Zu Fuß müssen sie ins nächste Bergdorf ziehen. In vier Tagen behandeln sie 554 Patienten. Constanze Thümmler zieht 68 Zähne. Eine 40-jährige Frau ist zu ihr gekommen, weil sie seit Tagen starke Schmerzen plagen. Aber sie will sich ihren Zahn nicht ziehen lassen. Dann stimmt sie doch zu und kommt am nächsten Tag voller Dankbarkeit wieder. „Für einen Europäer ist das komisch. Wenn die Leute dir vertrauen, schauen sie dir fest in die Augen, machen die typische asiatische Grußgeste Namaste und das gilt für sie als Behandlungsvertrag“, sagt die Ärztin.

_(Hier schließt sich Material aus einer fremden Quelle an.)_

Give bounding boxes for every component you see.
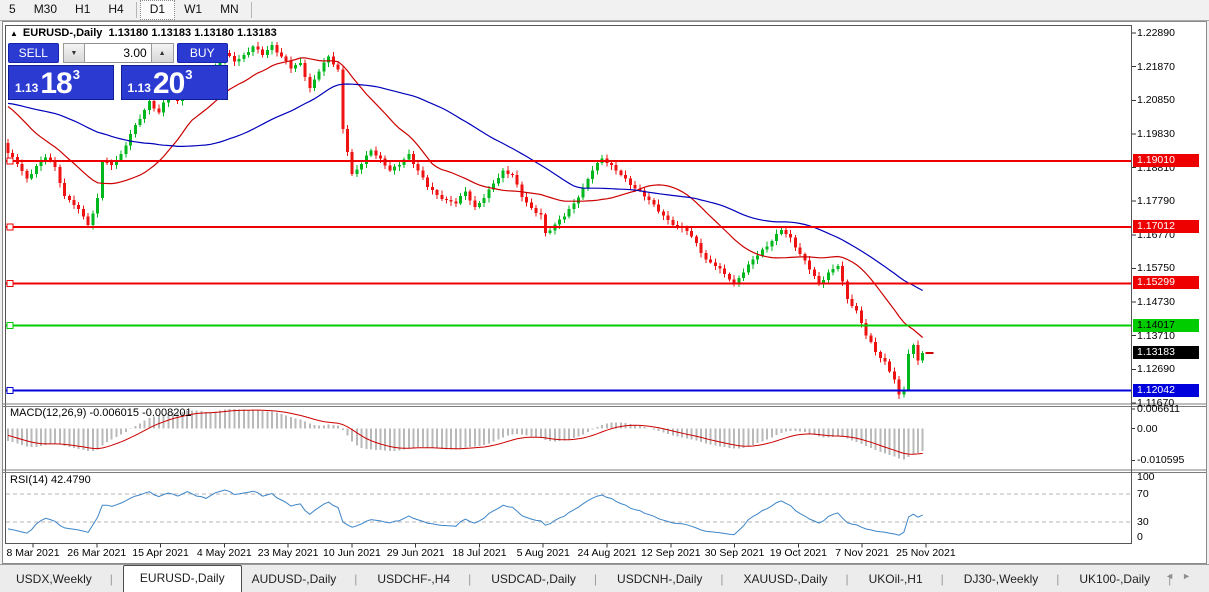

Auf dem Rückweg besuchen sie ein kleines Waisenhaus. Die Kinder haben Aids. Ein großer Spender des Hauses ist kürzlich gestorben. Da kommt das zuvor in der Oberlausitz gesammelte Geld gerade recht. Jedes Kind darf sich ein individuelles Geschenk wünschen. Das wird dann von den Spenden gekauft.

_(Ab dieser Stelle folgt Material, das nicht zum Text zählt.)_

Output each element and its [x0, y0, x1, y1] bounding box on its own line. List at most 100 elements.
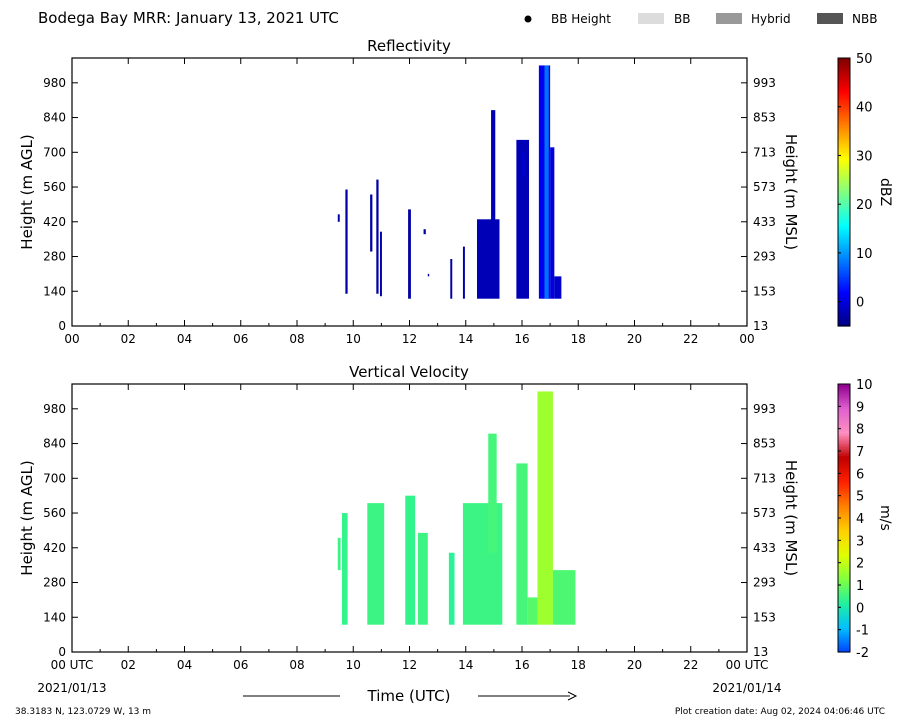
vertical-velocity-colorbar-step	[838, 390, 850, 394]
vertical-velocity-colorbar-step	[838, 439, 850, 443]
reflectivity-colorbar-step	[838, 234, 850, 238]
reflectivity-colorbar-step	[838, 87, 850, 90]
reflectivity-cell	[544, 65, 549, 299]
vertical-velocity-colorbar-step	[838, 573, 850, 577]
vertical-velocity-xtick-label: 02	[121, 658, 136, 672]
reflectivity-colorbar-step	[838, 205, 850, 209]
reflectivity-colorbar-step	[838, 267, 850, 271]
reflectivity-cell	[370, 194, 373, 252]
vertical-velocity-colorbar-step	[838, 531, 850, 535]
legend-nbb-label: NBB	[852, 12, 877, 26]
legend-bb-swatch	[638, 13, 664, 24]
vertical-velocity-y2tick-label: 153	[753, 610, 776, 624]
reflectivity-colorbar-tick-label: 10	[856, 247, 873, 262]
vertical-velocity-xtick-label: 06	[233, 658, 248, 672]
vertical-velocity-colorbar-step	[838, 388, 850, 392]
vertical-velocity-colorbar-step	[838, 504, 850, 508]
reflectivity-cell	[477, 219, 500, 299]
reflectivity-ytick-label: 560	[43, 180, 66, 194]
vertical-velocity-y2tick-label: 433	[753, 541, 776, 555]
reflectivity-colorbar-step	[838, 225, 850, 229]
reflectivity-ytick-label: 700	[43, 145, 66, 159]
reflectivity-colorbar-step	[838, 216, 850, 220]
vertical-velocity-colorbar-step	[838, 576, 850, 579]
reflectivity-colorbar-step	[838, 314, 850, 318]
reflectivity-cell	[516, 139, 530, 299]
panel-title-reflectivity: Reflectivity	[367, 37, 451, 55]
vertical-velocity-colorbar-step	[838, 518, 850, 521]
vertical-velocity-colorbar-tick-label: 9	[856, 400, 864, 415]
reflectivity-xtick-label: 22	[683, 332, 698, 346]
vertical-velocity-colorbar-step	[838, 466, 850, 470]
reflectivity-xtick-label: 16	[514, 332, 529, 346]
reflectivity-ytick-label: 140	[43, 284, 66, 298]
reflectivity-xtick-label: 12	[402, 332, 417, 346]
vertical-velocity-colorbar-step	[838, 605, 850, 608]
vertical-velocity-xtick-label: 08	[289, 658, 304, 672]
vertical-velocity-colorbar-step	[838, 475, 850, 479]
vertical-velocity-colorbar-step	[838, 520, 850, 524]
vertical-velocity-colorbar-step	[838, 410, 850, 414]
vertical-velocity-xtick-label: 04	[177, 658, 192, 672]
reflectivity-colorbar: 0 10 20 30 40 50	[837, 52, 873, 327]
vertical-velocity-colorbar-step	[838, 424, 850, 428]
reflectivity-colorbar-step	[838, 218, 850, 222]
reflectivity-colorbar-step	[838, 71, 850, 75]
reflectivity-y2tick-label: 153	[753, 284, 776, 298]
reflectivity-colorbar-step	[838, 323, 850, 327]
reflectivity-colorbar-step	[838, 127, 850, 131]
reflectivity-colorbar-step	[838, 66, 850, 70]
vertical-velocity-ytick-label: 280	[43, 576, 66, 590]
vertical-velocity-y2tick-label: 13	[753, 645, 768, 659]
vertical-velocity-colorbar-step	[838, 421, 850, 425]
reflectivity-colorbar-step	[838, 100, 850, 104]
vertical-velocity-colorbar-step	[838, 417, 850, 421]
vertical-velocity-colorbar-step	[838, 464, 850, 468]
vertical-velocity-colorbar-step	[838, 486, 850, 490]
reflectivity-colorbar-step	[838, 145, 850, 148]
time-arrow-head-icon	[567, 691, 578, 701]
reflectivity-colorbar-step	[838, 162, 850, 166]
vertical-velocity-colorbar-step	[838, 611, 850, 615]
reflectivity-colorbar-step	[838, 158, 850, 162]
reflectivity-colorbar-step	[838, 294, 850, 298]
reflectivity-xtick-label: 20	[627, 332, 642, 346]
reflectivity-colorbar-step	[838, 58, 850, 61]
start-date: 2021/01/13	[37, 681, 106, 695]
vertical-velocity-colorbar-tick-label: 7	[856, 445, 864, 460]
reflectivity-xtick-label: 00	[64, 332, 79, 346]
reflectivity-colorbar-step	[838, 169, 850, 173]
end-date: 2021/01/14	[712, 681, 781, 695]
reflectivity-colorbar-step	[838, 301, 850, 305]
reflectivity-colorbar-step	[838, 109, 850, 113]
reflectivity-ytick-label: 280	[43, 250, 66, 264]
vertical-velocity-colorbar-step	[838, 480, 850, 483]
reflectivity-colorbar-step	[838, 133, 850, 137]
reflectivity-colorbar-step	[838, 279, 850, 282]
vertical-velocity-cell	[367, 503, 385, 625]
vertical-velocity-colorbar-step	[838, 571, 850, 575]
vertical-velocity-colorbar-step	[838, 567, 850, 570]
vertical-velocity-xtick-label: 18	[571, 658, 586, 672]
reflectivity-colorbar-step	[838, 98, 850, 102]
reflectivity-y2tick-label: 433	[753, 215, 776, 229]
vertical-velocity-colorbar-step	[838, 625, 850, 629]
reflectivity-colorbar-step	[838, 265, 850, 269]
vertical-velocity-colorbar-step	[838, 497, 850, 501]
reflectivity-colorbar-step	[838, 91, 850, 95]
vertical-velocity-colorbar-step	[838, 448, 850, 452]
reflectivity-colorbar-step	[838, 183, 850, 186]
vertical-velocity-colorbar-step	[838, 535, 850, 539]
reflectivity-colorbar-step	[838, 238, 850, 242]
vertical-velocity-colorbar-step	[838, 578, 850, 582]
vertical-velocity-colorbar-step	[838, 564, 850, 568]
reflectivity-colorbar-step	[838, 174, 850, 177]
vertical-velocity-ytick-label: 840	[43, 437, 66, 451]
reflectivity-colorbar-step	[838, 60, 850, 64]
vertical-velocity-cell	[527, 597, 538, 625]
time-axis-label: Time (UTC)	[367, 687, 451, 705]
reflectivity-colorbar-step	[838, 196, 850, 200]
reflectivity-colorbar-step	[838, 296, 850, 300]
vertical-velocity-ytick-label: 980	[43, 402, 66, 416]
vertical-velocity-colorbar-step	[838, 538, 850, 541]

„Die Reise war perfekt. So was passiert nicht einfach. Da spürt man Freude und Begeisterung im Herzen“, sagt Ulrike Wittig. Elizabeth Huck plant für 2017 ihr nächstes Hilfsprojekt. Dafür steht sie jetzt auf dem Weihnachtsmarkt in Görlitz an ihrem Stand und verkauft nepalesische Handarbeit. Der Erlös ist für Kinder in Nepal gedacht. Ulrike Wittig fliegt gern wieder mit. Constanze Thümmler auch – aber erst ein Jahr später. Für 2017 hat sie sich für eine Aktion von „Ärzte ohne Grenzen“ in der Mongolei beworben.